Il faut attendre le 9 mai 1978, et la découverte, en plein cœur de Rome, à mi-chemin des sièges de la Démocratie Chrétienne et du Parti communiste, du corps d’Aldo Moro, recroquevillé dans le coffre d’une Renault 4 rouge, pour que le “corps d’Etat” réapparaisse brutalement. Tel est d’ailleurs le titre donné par Marco Baliani à son récit théâtral de 1998, où il raconte l’affaire Aldo Moro au travers de ses souvenirs, cherchant à partager un vécu, celui d’un ex-étudiant gréviste et contestataire devenu comédien et travailleur social. Les vidéos et les photographies montrant le corps du président de la Démocratie chrétienne sont nombreuses, on y voit les autorités s’écarter afin de laisser voir la dépouille tragique, presque fœtale de celui qui, neuf semaines plus tôt, s’apprêtait à mettre en œuvre le compromis historique entre les deux plus grands partis de la péninsule.
Cet événement, par son caractère traumatique, a donné un brusque coup d’arrêt à ce qu’en Italie on a nommé le “mouvement”, c’est-à-dire la vaste mobilisation de la gauche extra-parlementaire pour une autre forme de vie politique. Il annonce le déclin inexorable de l’équilibre politique en place depuis l’après-guerre. La chute du mur de Berlin et l’opération “mains propres” transformeront cet effritement en cataclysme. Elles permettront surtout la percée spectaculaire de Forza Italia, et d’un nouveau type d’homme politique, en la personne de Silvio Berlusconi.

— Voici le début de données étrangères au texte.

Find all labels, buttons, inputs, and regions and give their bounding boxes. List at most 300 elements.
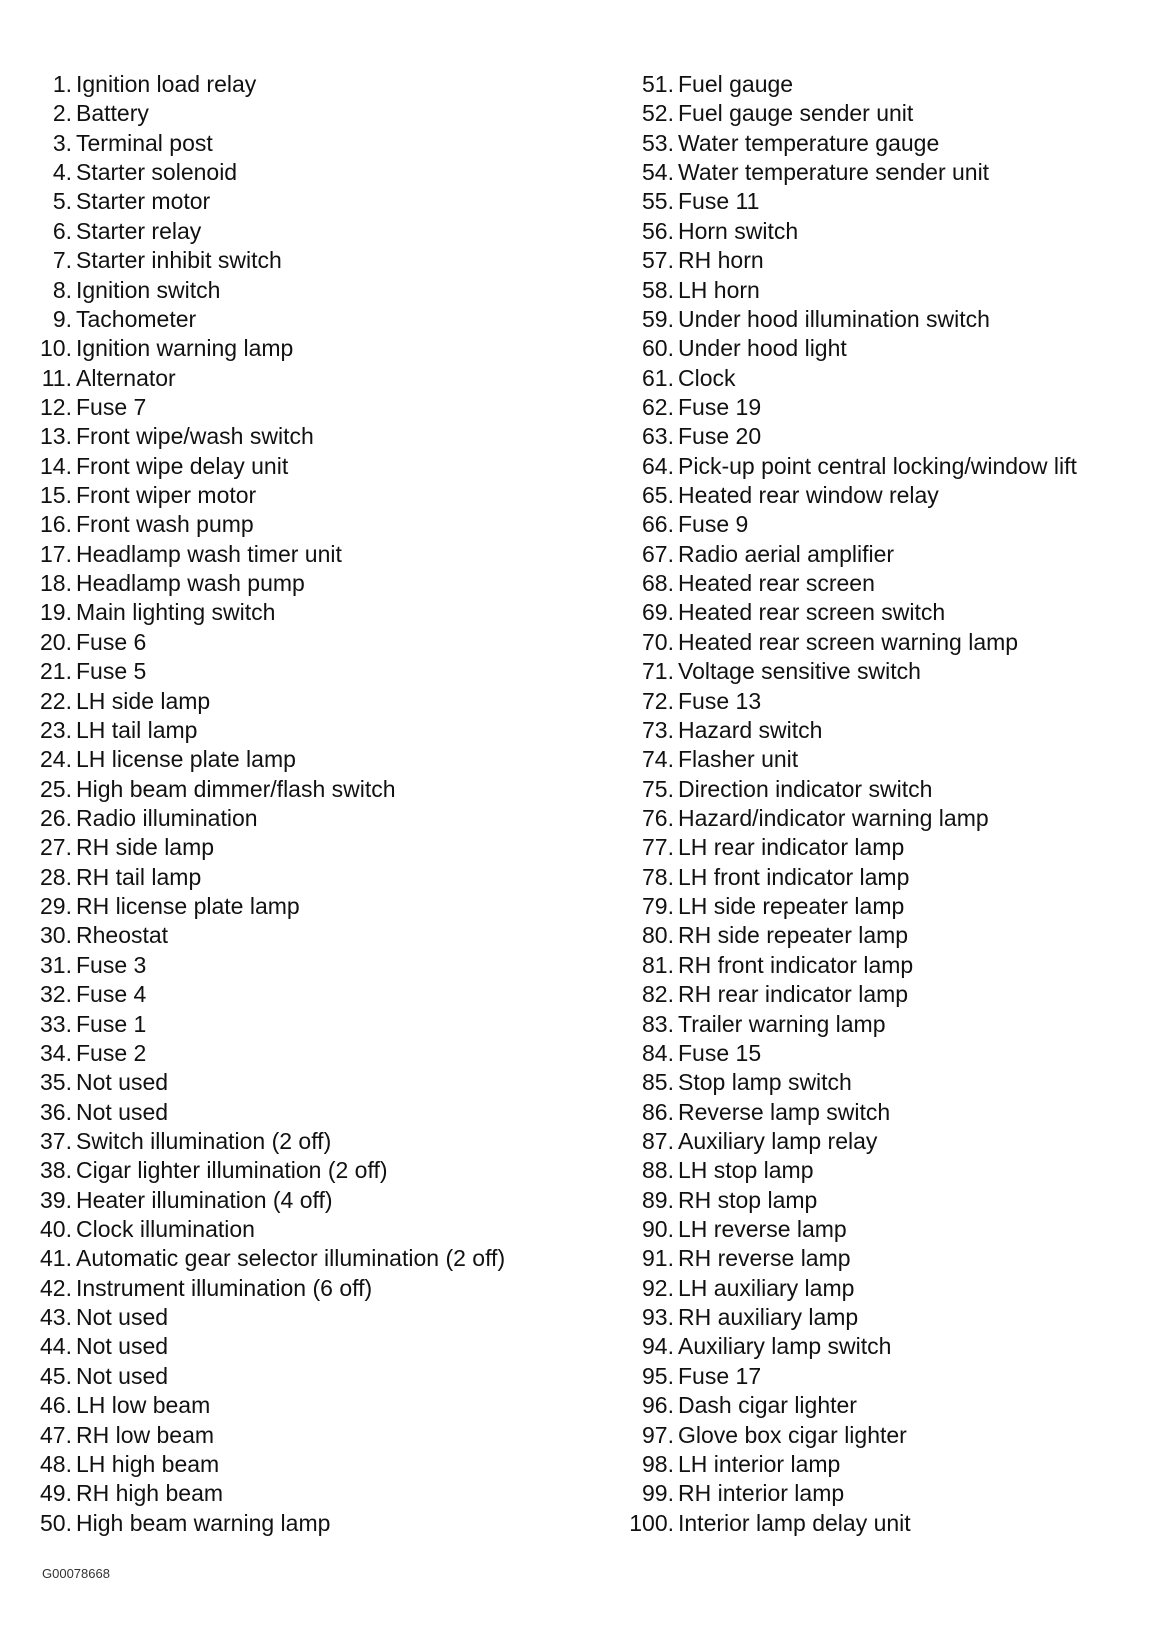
legend-item: [30, 980, 590, 1009]
legend-item: [30, 1391, 590, 1420]
legend-item-label: Water temperature sender unit: [678, 159, 990, 186]
legend-item-label: Fuse 11: [678, 188, 760, 215]
legend-item-number: 34.: [40, 1039, 72, 1066]
legend-item-number: 76.: [642, 804, 674, 831]
legend-item-number: 55.: [642, 188, 674, 215]
legend-item-label: LH auxiliary lamp: [678, 1274, 855, 1301]
legend-item: [620, 863, 1160, 892]
legend-item-label: Ignition warning lamp: [76, 335, 294, 362]
legend-item-label: LH high beam: [76, 1450, 220, 1477]
legend-item: [620, 217, 1160, 246]
legend-item-label: Automatic gear selector illumination (2 off): [76, 1245, 506, 1272]
legend-item-label: Cigar lighter illumination (2 off): [76, 1157, 388, 1184]
legend-item: [620, 305, 1160, 334]
legend-item: [30, 364, 590, 393]
legend-item: [30, 217, 590, 246]
legend-item: [620, 833, 1160, 862]
legend-item: [620, 1362, 1160, 1391]
legend-item-number: 85.: [642, 1069, 674, 1096]
legend-item-number: 80.: [642, 922, 674, 949]
legend-item-label: Not used: [76, 1069, 169, 1096]
legend-item-label: Front wash pump: [76, 511, 254, 538]
legend-item-label: RH low beam: [76, 1421, 215, 1448]
legend-item-number: 42.: [40, 1274, 72, 1301]
legend-item-label: Hazard/indicator warning lamp: [678, 804, 989, 831]
legend-item: [620, 1450, 1160, 1479]
legend-item-number: 3.: [52, 129, 72, 156]
legend-item-number: 30.: [40, 922, 72, 949]
legend-item: [30, 158, 590, 187]
legend-item: [620, 892, 1160, 921]
legend-item-label: Clock illumination: [76, 1216, 255, 1243]
legend-item-number: 37.: [40, 1127, 72, 1154]
legend-item-number: 31.: [40, 951, 72, 978]
legend-item-label: Fuse 2: [76, 1039, 147, 1066]
legend-item-label: Front wipe delay unit: [76, 452, 289, 479]
legend-item-label: Fuse 5: [76, 658, 147, 685]
legend-item: [620, 158, 1160, 187]
legend-item-label: Fuel gauge sender unit: [678, 100, 914, 127]
legend-item-number: 14.: [40, 452, 72, 479]
legend-item: [30, 540, 590, 569]
legend-column-right: [620, 70, 1160, 1538]
legend-item-label: Under hood illumination switch: [678, 305, 990, 332]
legend-item-number: 32.: [40, 981, 72, 1008]
legend-item: [30, 334, 590, 363]
legend-item-number: 13.: [40, 423, 72, 450]
legend-item-label: High beam dimmer/flash switch: [76, 775, 396, 802]
legend-item-label: Fuse 17: [678, 1362, 762, 1389]
legend-item-number: 91.: [642, 1245, 674, 1272]
legend-item-number: 45.: [40, 1362, 72, 1389]
legend-item: [30, 422, 590, 451]
legend-item: [620, 1421, 1160, 1450]
legend-item: [620, 1303, 1160, 1332]
legend-item-label: LH rear indicator lamp: [678, 834, 905, 861]
legend-item: [30, 598, 590, 627]
legend-item-number: 90.: [642, 1216, 674, 1243]
legend-item-label: Clock: [678, 364, 736, 391]
legend-item: [30, 187, 590, 216]
legend-item-number: 67.: [642, 540, 674, 567]
legend-item-label: Instrument illumination (6 off): [76, 1274, 373, 1301]
legend-item-label: Heated rear screen warning lamp: [678, 628, 1019, 655]
legend-item: [30, 1450, 590, 1479]
legend-item-label: RH high beam: [76, 1480, 224, 1507]
legend-item-label: High beam warning lamp: [76, 1509, 331, 1536]
legend-item-number: 68.: [642, 570, 674, 597]
legend-item-label: Dash cigar lighter: [678, 1392, 857, 1419]
legend-item: [620, 99, 1160, 128]
legend-item: [30, 246, 590, 275]
legend-item-label: Voltage sensitive switch: [678, 658, 921, 685]
legend-item-label: Fuse 19: [678, 393, 762, 420]
legend-item-number: 87.: [642, 1127, 674, 1154]
legend-item: [620, 980, 1160, 1009]
legend-item: [620, 1509, 1160, 1538]
legend-item-label: Fuse 6: [76, 628, 147, 655]
legend-item-number: 92.: [642, 1274, 674, 1301]
legend-item: [620, 540, 1160, 569]
legend-item: [30, 745, 590, 774]
legend-item: [620, 1186, 1160, 1215]
legend-item-number: 38.: [40, 1157, 72, 1184]
legend-item: [30, 1421, 590, 1450]
legend-column-left: [30, 70, 590, 1538]
legend-item-number: 26.: [40, 804, 72, 831]
legend-item-number: 64.: [642, 452, 674, 479]
legend-item-number: 47.: [40, 1421, 72, 1448]
legend-item: [620, 1010, 1160, 1039]
legend-item-number: 97.: [642, 1421, 674, 1448]
legend-item: [620, 481, 1160, 510]
legend-item-label: Flasher unit: [678, 746, 799, 773]
legend-item-label: Fuse 1: [76, 1010, 147, 1037]
legend-item-number: 28.: [40, 863, 72, 890]
legend-item-number: 83.: [642, 1010, 674, 1037]
legend-item-label: Under hood light: [678, 335, 847, 362]
legend-item: [620, 687, 1160, 716]
legend-item-label: Fuse 20: [678, 423, 762, 450]
legend-item-label: RH side repeater lamp: [678, 922, 909, 949]
legend-item-label: Ignition switch: [76, 276, 221, 303]
legend-item: [620, 804, 1160, 833]
legend-item-label: Heated rear screen: [678, 570, 875, 597]
legend-item-label: Main lighting switch: [76, 599, 276, 626]
legend-item-label: Ignition load relay: [76, 71, 257, 97]
legend-item: [30, 1244, 590, 1273]
legend-item-label: Not used: [76, 1362, 169, 1389]
legend-item: [620, 628, 1160, 657]
legend-item: [30, 863, 590, 892]
legend-item-label: Fuel gauge: [678, 71, 794, 97]
legend-item: [30, 804, 590, 833]
legend-item: [620, 246, 1160, 275]
legend-item: [620, 510, 1160, 539]
legend-item-number: 24.: [40, 746, 72, 773]
legend-item: [30, 305, 590, 334]
legend-item-label: Direction indicator switch: [678, 775, 933, 802]
legend-item-number: 79.: [642, 893, 674, 920]
legend-item-number: 40.: [40, 1216, 72, 1243]
legend-item-number: 88.: [642, 1157, 674, 1184]
legend-item: [620, 1127, 1160, 1156]
legend-item: [30, 1509, 590, 1538]
legend-item: [620, 364, 1160, 393]
legend-item-number: 22.: [40, 687, 72, 714]
legend-item-label: LH tail lamp: [76, 716, 198, 743]
legend-item: [30, 393, 590, 422]
legend-item: [30, 276, 590, 305]
legend-item-number: 95.: [642, 1362, 674, 1389]
legend-item-label: Not used: [76, 1098, 169, 1125]
legend-item: [30, 1274, 590, 1303]
legend-item: [30, 1186, 590, 1215]
legend-item-label: Radio illumination: [76, 804, 258, 831]
legend-item: [620, 1479, 1160, 1508]
legend-item-label: RH auxiliary lamp: [678, 1304, 859, 1331]
legend-item-label: Fuse 9: [678, 511, 749, 538]
figure-id: G00078668: [42, 1566, 110, 1581]
legend-item-label: LH reverse lamp: [678, 1216, 847, 1243]
legend-item-number: 29.: [40, 893, 72, 920]
legend-item-number: 74.: [642, 746, 674, 773]
legend-item-label: Fuse 13: [678, 687, 762, 714]
legend-item-number: 44.: [40, 1333, 72, 1360]
legend-item: [30, 1156, 590, 1185]
legend-item: [30, 99, 590, 128]
legend-item-number: 48.: [40, 1450, 72, 1477]
legend-item-label: LH front indicator lamp: [678, 863, 910, 890]
legend-item: [30, 687, 590, 716]
legend-item: [620, 657, 1160, 686]
legend-item-label: Battery: [76, 100, 149, 127]
legend-item-label: RH reverse lamp: [678, 1245, 851, 1272]
legend-item-label: Not used: [76, 1333, 169, 1360]
legend-item-label: Tachometer: [76, 305, 197, 332]
legend-item: [620, 276, 1160, 305]
legend-item: [620, 1039, 1160, 1068]
legend-item: [620, 1391, 1160, 1420]
legend-item-number: 58.: [642, 276, 674, 303]
legend-item-number: 51.: [642, 71, 674, 97]
legend-item: [620, 1215, 1160, 1244]
legend-item-label: Starter inhibit switch: [76, 247, 282, 274]
legend-item-label: Stop lamp switch: [678, 1069, 852, 1096]
legend-item-number: 57.: [642, 247, 674, 274]
legend-item: [620, 70, 1160, 99]
legend-item-label: LH side repeater lamp: [678, 893, 905, 920]
legend-item-number: 16.: [40, 511, 72, 538]
legend-item-label: Heated rear screen switch: [678, 599, 946, 626]
legend-item-number: 70.: [642, 628, 674, 655]
legend-item-number: 73.: [642, 716, 674, 743]
legend-item-number: 43.: [40, 1304, 72, 1331]
legend-item: [30, 452, 590, 481]
legend-item-number: 23.: [40, 716, 72, 743]
legend-item-label: RH stop lamp: [678, 1186, 818, 1213]
legend-item: [30, 1303, 590, 1332]
legend-item-label: Radio aerial amplifier: [678, 540, 895, 567]
legend-item-number: 12.: [40, 393, 72, 420]
legend-item: [620, 716, 1160, 745]
legend-item-number: 20.: [40, 628, 72, 655]
legend-item-label: Horn switch: [678, 217, 799, 244]
legend-item-label: RH interior lamp: [678, 1480, 845, 1507]
legend-item-number: 84.: [642, 1039, 674, 1066]
legend-item: [620, 921, 1160, 950]
legend-item: [30, 569, 590, 598]
legend-item: [30, 481, 590, 510]
legend-item-label: Heater illumination (4 off): [76, 1186, 333, 1213]
legend-item-label: Fuse 15: [678, 1039, 762, 1066]
legend-item-label: LH horn: [678, 276, 760, 303]
legend-item-number: 86.: [642, 1098, 674, 1125]
legend-item: [30, 921, 590, 950]
legend-item-label: Reverse lamp switch: [678, 1098, 891, 1125]
legend-item: [620, 745, 1160, 774]
legend-item-number: 71.: [642, 658, 674, 685]
legend-item-label: Starter relay: [76, 217, 202, 244]
legend-item-number: 82.: [642, 981, 674, 1008]
legend-item-number: 66.: [642, 511, 674, 538]
legend-item: [30, 775, 590, 804]
legend-item-label: Switch illumination (2 off): [76, 1127, 332, 1154]
legend-item: [620, 1332, 1160, 1361]
legend-item: [30, 1479, 590, 1508]
legend-item-label: Terminal post: [76, 129, 213, 156]
legend-item-label: Trailer warning lamp: [678, 1010, 886, 1037]
legend-item-number: 10.: [40, 335, 72, 362]
legend-item-number: 36.: [40, 1098, 72, 1125]
legend-item-label: Not used: [76, 1304, 169, 1331]
legend-item-label: Glove box cigar lighter: [678, 1421, 907, 1448]
legend-item-label: Auxiliary lamp relay: [678, 1127, 878, 1154]
legend-item-label: Rheostat: [76, 922, 169, 949]
legend-item-number: 93.: [642, 1304, 674, 1331]
legend-item-number: 53.: [642, 129, 674, 156]
legend-item-number: 27.: [40, 834, 72, 861]
legend-item-label: Front wipe/wash switch: [76, 423, 314, 450]
legend-item-number: 6.: [52, 217, 72, 244]
legend-item-label: Starter motor: [76, 188, 211, 215]
legend-item: [30, 1098, 590, 1127]
legend-item: [620, 187, 1160, 216]
legend-item-label: RH front indicator lamp: [678, 951, 914, 978]
legend-item-label: RH license plate lamp: [76, 893, 300, 920]
legend-item-number: 98.: [642, 1450, 674, 1477]
legend-item-label: Alternator: [76, 364, 176, 391]
legend-item: [30, 892, 590, 921]
legend-item: [620, 393, 1160, 422]
legend-item: [30, 951, 590, 980]
legend-item-number: 8.: [52, 276, 72, 303]
legend-item-number: 17.: [40, 540, 72, 567]
legend-item-number: 41.: [40, 1245, 72, 1272]
legend-item: [620, 775, 1160, 804]
legend-item: [30, 129, 590, 158]
legend-item-number: 33.: [40, 1010, 72, 1037]
legend-item-number: 96.: [642, 1392, 674, 1419]
legend-item-label: Auxiliary lamp switch: [678, 1333, 892, 1360]
legend-item: [620, 334, 1160, 363]
legend-item-number: 89.: [642, 1186, 674, 1213]
legend-item-label: LH interior lamp: [678, 1450, 841, 1477]
legend-item-number: 72.: [642, 687, 674, 714]
legend-item: [30, 1127, 590, 1156]
legend-item: [30, 70, 590, 99]
legend-item-number: 94.: [642, 1333, 674, 1360]
legend-item-number: 49.: [40, 1480, 72, 1507]
legend-item: [30, 1332, 590, 1361]
legend-item: [30, 1068, 590, 1097]
legend-item: [30, 657, 590, 686]
legend-item-number: 1.: [52, 71, 72, 97]
legend-item-label: Fuse 7: [76, 393, 147, 420]
legend-item-label: LH side lamp: [76, 687, 211, 714]
legend-item-label: Hazard switch: [678, 716, 823, 743]
legend-item: [620, 1244, 1160, 1273]
legend-item-number: 25.: [40, 775, 72, 802]
legend-item-number: 35.: [40, 1069, 72, 1096]
legend-item: [620, 452, 1160, 481]
legend-item-number: 62.: [642, 393, 674, 420]
legend-item-number: 19.: [40, 599, 72, 626]
legend-item-label: RH rear indicator lamp: [678, 981, 909, 1008]
legend-item-number: 52.: [642, 100, 674, 127]
legend-item: [620, 951, 1160, 980]
legend-item: [620, 129, 1160, 158]
legend-item: [30, 1215, 590, 1244]
legend-item: [30, 1362, 590, 1391]
legend-item-label: Starter solenoid: [76, 159, 238, 186]
legend-item-number: 46.: [40, 1392, 72, 1419]
legend-item: [620, 1098, 1160, 1127]
legend-item-label: Heated rear window relay: [678, 482, 939, 509]
legend-item: [30, 1010, 590, 1039]
legend-item: [620, 1274, 1160, 1303]
legend-item-label: Interior lamp delay unit: [678, 1509, 911, 1536]
legend-item-label: Water temperature gauge: [678, 129, 940, 156]
legend-item-number: 61.: [642, 364, 674, 391]
legend-item-number: 4.: [52, 159, 72, 186]
legend-item-number: 50.: [40, 1509, 72, 1536]
legend-item-number: 60.: [642, 335, 674, 362]
legend-item-number: 7.: [52, 247, 72, 274]
legend-item-number: 5.: [52, 188, 72, 215]
legend-item-number: 99.: [642, 1480, 674, 1507]
legend-item-number: 63.: [642, 423, 674, 450]
legend-item: [620, 1156, 1160, 1185]
legend-item-label: RH side lamp: [76, 834, 215, 861]
legend-item-number: 18.: [40, 570, 72, 597]
legend-item-number: 11.: [41, 364, 72, 391]
legend-item-number: 54.: [642, 159, 674, 186]
legend-item-number: 2.: [52, 100, 72, 127]
legend-item-label: Front wiper motor: [76, 482, 257, 509]
legend-item-number: 69.: [642, 599, 674, 626]
legend-item: [30, 628, 590, 657]
legend-item-label: Fuse 4: [76, 981, 147, 1008]
legend-item-label: RH horn: [678, 247, 764, 274]
legend-item: [30, 716, 590, 745]
legend-item-number: 100.: [629, 1509, 674, 1536]
legend-item-label: LH low beam: [76, 1392, 211, 1419]
legend-item-number: 56.: [642, 217, 674, 244]
legend-item: [620, 422, 1160, 451]
legend-item-number: 78.: [642, 863, 674, 890]
legend-item: [30, 1039, 590, 1068]
legend-item-label: Fuse 3: [76, 951, 147, 978]
legend-item-number: 9.: [52, 305, 72, 332]
legend-item: [620, 569, 1160, 598]
legend-item-number: 21.: [40, 658, 72, 685]
legend-item-number: 65.: [642, 482, 674, 509]
legend-item: [620, 598, 1160, 627]
legend-item-number: 81.: [642, 951, 674, 978]
legend-item-label: Headlamp wash timer unit: [76, 540, 342, 567]
legend-item-label: LH stop lamp: [678, 1157, 814, 1184]
legend-item: [30, 510, 590, 539]
legend-item-number: 75.: [642, 775, 674, 802]
legend-item-number: 77.: [642, 834, 674, 861]
legend-item-label: Pick-up point central locking/window lift: [678, 452, 1077, 479]
legend-item: [620, 1068, 1160, 1097]
legend-item-number: 59.: [642, 305, 674, 332]
legend-item-number: 39.: [40, 1186, 72, 1213]
legend-item-label: RH tail lamp: [76, 863, 202, 890]
legend-item-label: Headlamp wash pump: [76, 570, 305, 597]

C’est sur ce dernier que porte l’essentiel de l’essai de Marco Belpoliti précédemment cité. Avec lui, nous explique-t-il, le “corps du chef” redevient le centre du pouvoir. Mais, son identité sexuelle joue de l’ambiguïté. Dans les années 1980 et 1990, comme l’a dit Jean Baudrillard, nous sommes “après l’orgie”. Cette stase idéologique succède à vingt années de luttes pour l’émancipation. Le corps postmoderne, annoncé dès la fin des années 1960 par la figure androgyne d’Andy Wahrol, est celui d’un homme se posant en objet de désir, ou bien celui d’une femme conquérante. En ce sens pourrait-on dire, Silvio Berlusconi est la réponse masculine à la froide Margaret Thatcher. Ce corps refait, qui se refuse à vieillir, multipliant implants et lifting, affichant au besoin la souffrance – ainsi de son visage tuméfié exhibé au public après sa supposée agression à Milan en décembre 2009 – est à la fois le prolongement et la négation du corps du Duce, dont il partage l’omniprésence médiatique. Avec lui, l’absence de programme s’incarne dans une enveloppe charnelle qui se voudrait imputrescible. Comme l’écrit Marco Belpoliti, ce corps est à l’image de cet “éternel éphémère” qui, depuis 1994, guide l’action politique de Silvio Berlusconi.